Li Du was prepared to travel anywhere in the world except for one place: home. But to unravel the mystery that surrounds his mentor’s execution, that’s exactly where he must go.

Plunged into the painful memories and teeming streets of Beijing, Li Du obtains a humble clerkship that offers anonymity and access to the records he needs. He is beginning to make progress when his search for answers buried in the past is interrupted by murder in the present.

The wife of a local factory owner is found dead, along with a man who appears to have been her lover, and the most likely suspect is the husband. But what Li Du’s superiors at the North Borough Office are willing to accept as a crime of passion strikes Li Du as something more calculated. As past and present intertwine, Li Du’s investigations reveal that many of Beijing’s residents ― foreign and Chinese, artisan and official, scholar and soldier ― have secrets they would kill to protect.

When the threats begin, Li Du must decide how much he is willing to sacrifice to discover the truth in a city bent on concealing it, a city where the stroke of a brush on paper can alter the past, change the future, prolong a life, or end one.

My Review:

Like its absolutely marvelous predecessors, Jade Dragon Mountain and The White Mirror, City of Ink is an immersive journey into 18th century China that pulls the reader all the way in and doesn’t let go even after the end.

In other words, I finished this last night and I still have a terrible book hangover.

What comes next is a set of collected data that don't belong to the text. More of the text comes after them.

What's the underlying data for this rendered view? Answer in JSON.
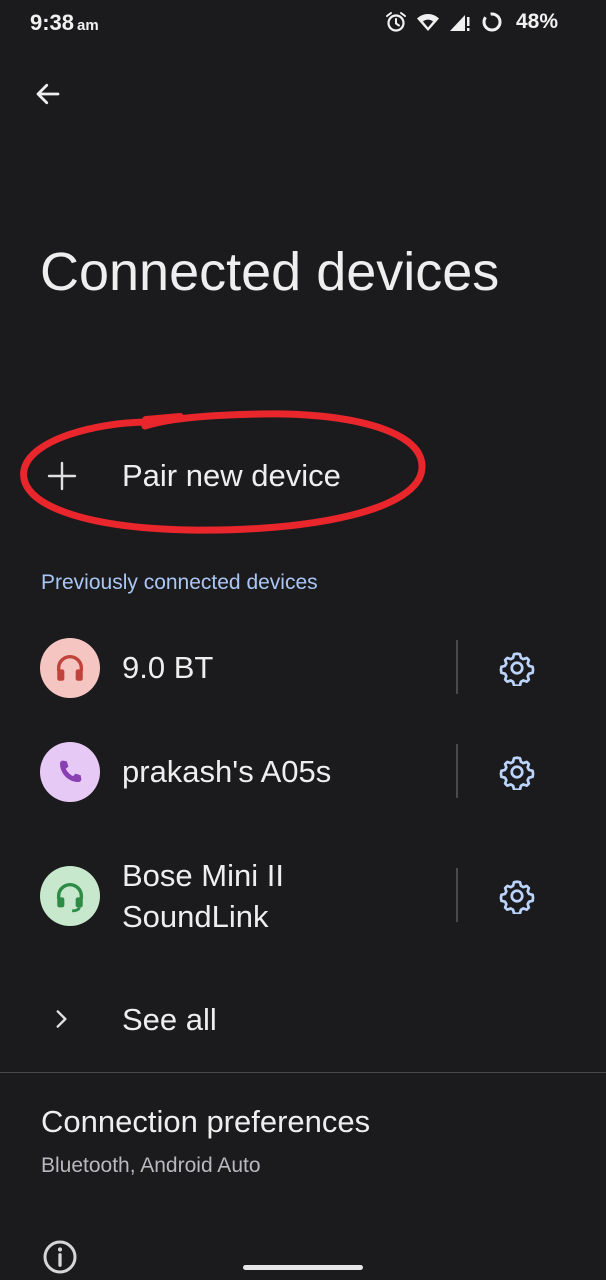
{
  "status_bar": {
    "time": "9:38",
    "ampm": "am",
    "battery": "48%",
    "icons": [
      "alarm-icon",
      "wifi-icon",
      "signal-icon",
      "battery-saver-icon"
    ]
  },
  "header": {
    "back_icon": "arrow-left-icon",
    "title": "Connected devices"
  },
  "pair_device": {
    "icon": "plus-icon",
    "label": "Pair new device",
    "annotation_color": "#e8262b"
  },
  "previous": {
    "header": "Previously connected devices",
    "header_color": "#aac6f4",
    "devices": [
      {
        "name": "9.0 BT",
        "icon": "headphones-icon",
        "avatar_bg": "#f5c6c1",
        "icon_color": "#c0433b",
        "settings_icon": "gear-icon"
      },
      {
        "name": "prakash's A05s",
        "icon": "phone-icon",
        "avatar_bg": "#e6c9f5",
        "icon_color": "#8a3fb2",
        "settings_icon": "gear-icon"
      },
      {
        "name": "Bose Mini II SoundLink",
        "icon": "headset-icon",
        "avatar_bg": "#c7e8cc",
        "icon_color": "#2e8b46",
        "settings_icon": "gear-icon"
      }
    ]
  },
  "see_all": {
    "icon": "chevron-right-icon",
    "label": "See all"
  },
  "preferences": {
    "title": "Connection preferences",
    "subtitle": "Bluetooth, Android Auto"
  },
  "footer": {
    "info_icon": "info-icon"
  }
}
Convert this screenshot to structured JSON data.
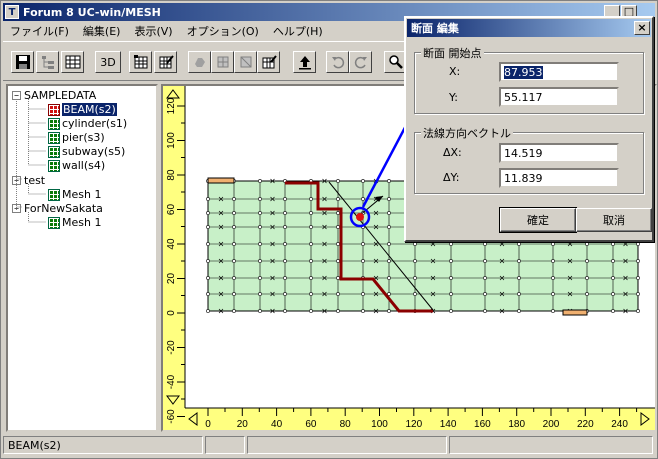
{
  "window": {
    "title": "Forum 8   UC-win/MESH"
  },
  "menu": [
    "ファイル(F)",
    "編集(E)",
    "表示(V)",
    "オプション(O)",
    "ヘルプ(H)"
  ],
  "toolbar": {
    "view3d_label": "3D"
  },
  "tree": {
    "groups": [
      {
        "label": "SAMPLEDATA",
        "expander": "−",
        "items": [
          {
            "label": "BEAM(s2)",
            "selected": true,
            "icon_color": "#d01010"
          },
          {
            "label": "cylinder(s1)"
          },
          {
            "label": "pier(s3)"
          },
          {
            "label": "subway(s5)"
          },
          {
            "label": "wall(s4)"
          }
        ]
      },
      {
        "label": "test",
        "expander": "−",
        "items": [
          {
            "label": "Mesh 1"
          }
        ]
      },
      {
        "label": "ForNewSakata",
        "expander": "−",
        "items": [
          {
            "label": "Mesh 1"
          }
        ]
      }
    ]
  },
  "ruler": {
    "x_ticks": [
      "0",
      "20",
      "40",
      "60",
      "80",
      "100",
      "120",
      "140",
      "160",
      "180",
      "200",
      "220",
      "240"
    ],
    "y_ticks": [
      "120",
      "100",
      "80",
      "60",
      "40",
      "20",
      "0",
      "-20",
      "-40",
      "-60"
    ]
  },
  "status": {
    "text": "BEAM(s2)"
  },
  "dialog": {
    "title": "断面 編集",
    "close_glyph": "×",
    "start_group": "断面 開始点",
    "x_label": "X:",
    "x_value": "87.953",
    "y_label": "Y:",
    "y_value": "55.117",
    "normal_group": "法線方向ベクトル",
    "dx_label": "ΔX:",
    "dx_value": "14.519",
    "dy_label": "ΔY:",
    "dy_value": "11.839",
    "ok_label": "確定",
    "cancel_label": "取消"
  },
  "colors": {
    "mesh_fill": "#c8f0c8",
    "section_line": "#8b0000",
    "annotation": "#0000ff",
    "ruler": "#ffff80"
  }
}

A part of me is with the storyteller Hamza, still following Li Du around Beijing in search of solutions, both to the seemingly sordid murder that has his current attention and his quest to find justice for his friend and mentor, whose earlier crimes sent Li Du into exile before the beginning of his story (at least to us) in Jade Dragon Mountain.

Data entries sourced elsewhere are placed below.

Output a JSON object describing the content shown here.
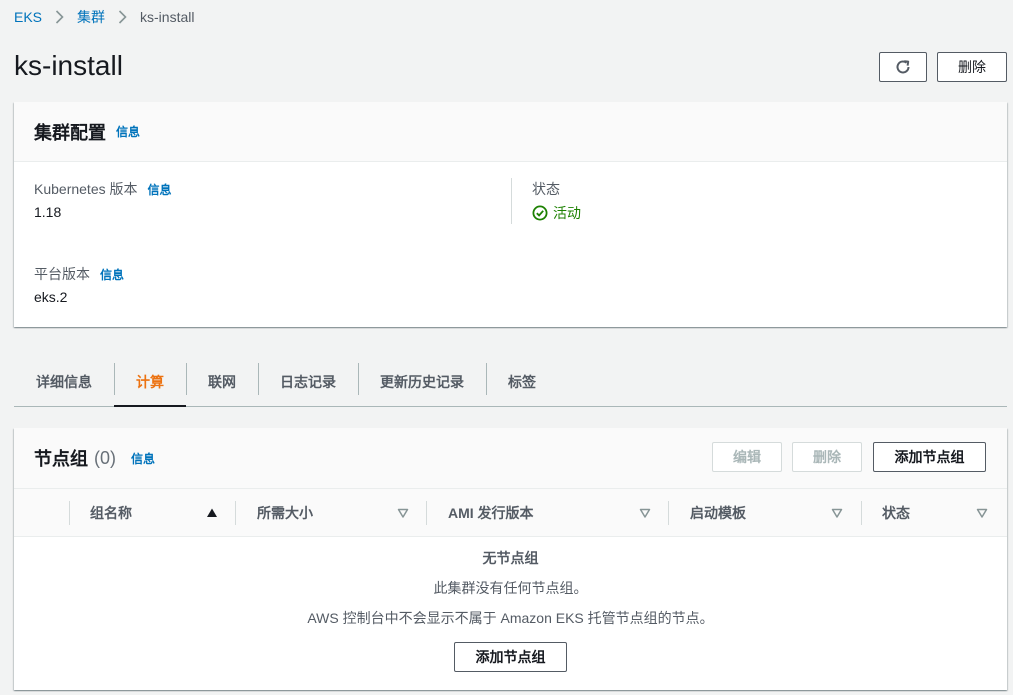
{
  "breadcrumb": {
    "root": "EKS",
    "clusters": "集群",
    "current": "ks-install"
  },
  "page": {
    "title": "ks-install",
    "delete_label": "删除"
  },
  "config": {
    "title": "集群配置",
    "info": "信息",
    "k8s_label": "Kubernetes 版本",
    "k8s_value": "1.18",
    "status_label": "状态",
    "status_value": "活动",
    "platform_label": "平台版本",
    "platform_value": "eks.2"
  },
  "tabs": [
    "详细信息",
    "计算",
    "联网",
    "日志记录",
    "更新历史记录",
    "标签"
  ],
  "nodegroups": {
    "title": "节点组",
    "count": "(0)",
    "info": "信息",
    "edit_label": "编辑",
    "delete_label": "删除",
    "add_label": "添加节点组",
    "columns": [
      "组名称",
      "所需大小",
      "AMI 发行版本",
      "启动模板",
      "状态"
    ],
    "empty_title": "无节点组",
    "empty_desc": "此集群没有任何节点组。",
    "empty_note": "AWS 控制台中不会显示不属于 Amazon EKS 托管节点组的节点。",
    "empty_add_label": "添加节点组"
  },
  "colors": {
    "link": "#0073bb",
    "active_tab": "#ec7211",
    "success": "#1d8102"
  }
}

As City of Ink begins, Li Du has been back in Beijing for two years. At the end of The White Mirror it was obvious that he was planning to turn back towards home, and he has done so But his exile is now 9 years in the past, and events in the capital have moved on from where they were when he left.

His beloved library is no more – or at least it is no longer staffed by librarians like Li Du. His wife divorced him in the wake of his exile, and even though that exile was rescinded by a grateful emperor at the end of Jade Dragon Mountain, his marriage is over, as is his career.

We return to this world to find Li Du as an overqualified clerk in a lowly office, assisting his supervisor (and cousin) by performing all of the clerical work that the other man has no desire to do. As overqualified as Li Du is for the job, it leaves him plenty of time to surreptitiously search other offices for documents relating to the crime his mentor was accused of. Li Du has discovered that the man was innocent – and needs to prove it – if only to his own satisfaction.

After two years he believes he has reached the end of the trail. He has found the man who links all of the other conspirators in that long-ago treason. Or at least links all of the others except his old friend. But his confrontation with the man proves unsatisfactory, leaving Li Du at loose ends.

His interest is taken up by what at first seems like a simple murder case. It is the job of his office to investigate crimes before turning the evidence over to the magistrates, and this crime seems simple enough. A man and a woman are found dead in a locked room at the site of her husband’s business. It looks like the husband found them in flagrante delicto and killed them both in a drunken rage. Under these particular circumstances, the crime will be forgiven.

But Li Du, as usual, finds that all is not as it initially seems. The husband, after all, believes that he would at least remember murdering his wife and her lover, no matter how drunk he was. And he was very, very drunk, but he does not remember committing murder.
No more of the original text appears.